Download or read book Field Book of Western Wild Flowers written by Margaret Armstrong and published by Litres. This book was released on 2021-12-02 with total page 731 pages. Available in PDF, EPUB and Kindle. Book excerpt: "Field Book of Western Wild Flowers" by J. J. Thornber, Margaret Armstrong. Published by Good Press. Good Press publishes a wide range of titles that encompasses every genre. From well-known classics & literary fiction and non-fiction to forgotten−or yet undiscovered gems−of world literature, we issue the books that need to be read. Each Good Press edition has been meticulously edited and formatted to boost readability for all e-readers and devices. Our goal is to produce eBooks that are user-friendly and accessible to everyone in a high-quality digital format.

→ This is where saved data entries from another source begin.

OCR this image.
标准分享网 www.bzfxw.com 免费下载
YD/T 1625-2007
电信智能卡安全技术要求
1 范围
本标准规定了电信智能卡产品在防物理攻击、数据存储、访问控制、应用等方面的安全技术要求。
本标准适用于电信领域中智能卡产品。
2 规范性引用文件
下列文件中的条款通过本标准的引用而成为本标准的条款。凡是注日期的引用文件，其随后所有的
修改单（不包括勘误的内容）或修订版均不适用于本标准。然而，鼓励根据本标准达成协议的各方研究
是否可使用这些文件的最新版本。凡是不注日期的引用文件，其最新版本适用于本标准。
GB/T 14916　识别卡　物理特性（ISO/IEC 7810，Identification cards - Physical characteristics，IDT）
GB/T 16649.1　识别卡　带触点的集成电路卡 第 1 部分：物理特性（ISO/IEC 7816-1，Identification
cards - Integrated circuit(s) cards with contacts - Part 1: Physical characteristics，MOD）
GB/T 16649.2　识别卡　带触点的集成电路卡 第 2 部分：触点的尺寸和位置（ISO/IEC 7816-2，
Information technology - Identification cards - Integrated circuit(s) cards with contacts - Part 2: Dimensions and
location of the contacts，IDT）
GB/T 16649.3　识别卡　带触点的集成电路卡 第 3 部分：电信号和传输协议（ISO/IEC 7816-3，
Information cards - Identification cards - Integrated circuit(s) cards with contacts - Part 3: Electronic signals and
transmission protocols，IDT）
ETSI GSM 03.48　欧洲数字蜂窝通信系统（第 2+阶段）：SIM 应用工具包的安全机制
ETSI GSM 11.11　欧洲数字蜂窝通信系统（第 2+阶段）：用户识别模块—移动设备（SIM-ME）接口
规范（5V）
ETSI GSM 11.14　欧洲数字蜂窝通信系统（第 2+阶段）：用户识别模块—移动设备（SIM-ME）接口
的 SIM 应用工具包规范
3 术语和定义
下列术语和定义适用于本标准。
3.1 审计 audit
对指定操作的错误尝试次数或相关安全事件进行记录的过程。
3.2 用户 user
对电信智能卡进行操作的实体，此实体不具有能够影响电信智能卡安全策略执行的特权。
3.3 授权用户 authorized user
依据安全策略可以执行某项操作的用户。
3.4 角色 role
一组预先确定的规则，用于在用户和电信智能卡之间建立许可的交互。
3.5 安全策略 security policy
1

Book Why the West Rules   For Now

Download or read book Why the West Rules For Now written by Ian Morris and published by McClelland & Stewart. This book was released on 2011-01-14 with total page 767 pages. Available in PDF, EPUB and Kindle. Book excerpt: Why does the West rule? In this magnum opus, eminent Stanford polymath Ian Morris answers this provocative question, drawing on 50,000 years of history, archeology, and the methods of social science, to make sense of when, how, and why the paths of development differed in the East and West — and what this portends for the 21st century. There are two broad schools of thought on why the West rules. Proponents of "Long-Term Lock-In" theories such as Jared Diamond suggest that from time immemorial, some critical factor — geography, climate, or culture perhaps — made East and West unalterably different, and determined that the industrial revolution would happen in the West and push it further ahead of the East. But the East led the West between 500 and 1600, so this development can't have been inevitable; and so proponents of "Short-Term Accident" theories argue that Western rule was a temporary aberration that is now coming to an end, with Japan, China, and India resuming their rightful places on the world stage. However, as the West led for 9,000 of the previous 10,000 years, it wasn't just a temporary aberration. So, if we want to know why the West rules, we need a whole new theory. Ian Morris, boldly entering the turf of Jared Diamond and Niall Ferguson, provides the broader approach that is necessary, combining the textual historian's focus on context, the anthropological archaeologist's awareness of the deep past, and the social scientist's comparative methods to make sense of the past, present, and future — in a way no one has ever done before.

Book Drawn That Way

    Book Details:
  • Author : Elissa Sussman
  • Publisher : Simon and Schuster
  • Release : 2022-11-08
  • ISBN : 1534492984
  • Pages : 352 pages

Download or read book Drawn That Way written by Elissa Sussman and published by Simon and Schuster. This book was released on 2022-11-08 with total page 352 pages. Available in PDF, EPUB and Kindle. Book excerpt: Seventeen-year-old Hayley Saffitz, a confident, ambitious, aspiring animation director, participates in her idol's summer program but must risk her blossoming relationship with his son if she is to prove she is as talented as the boys.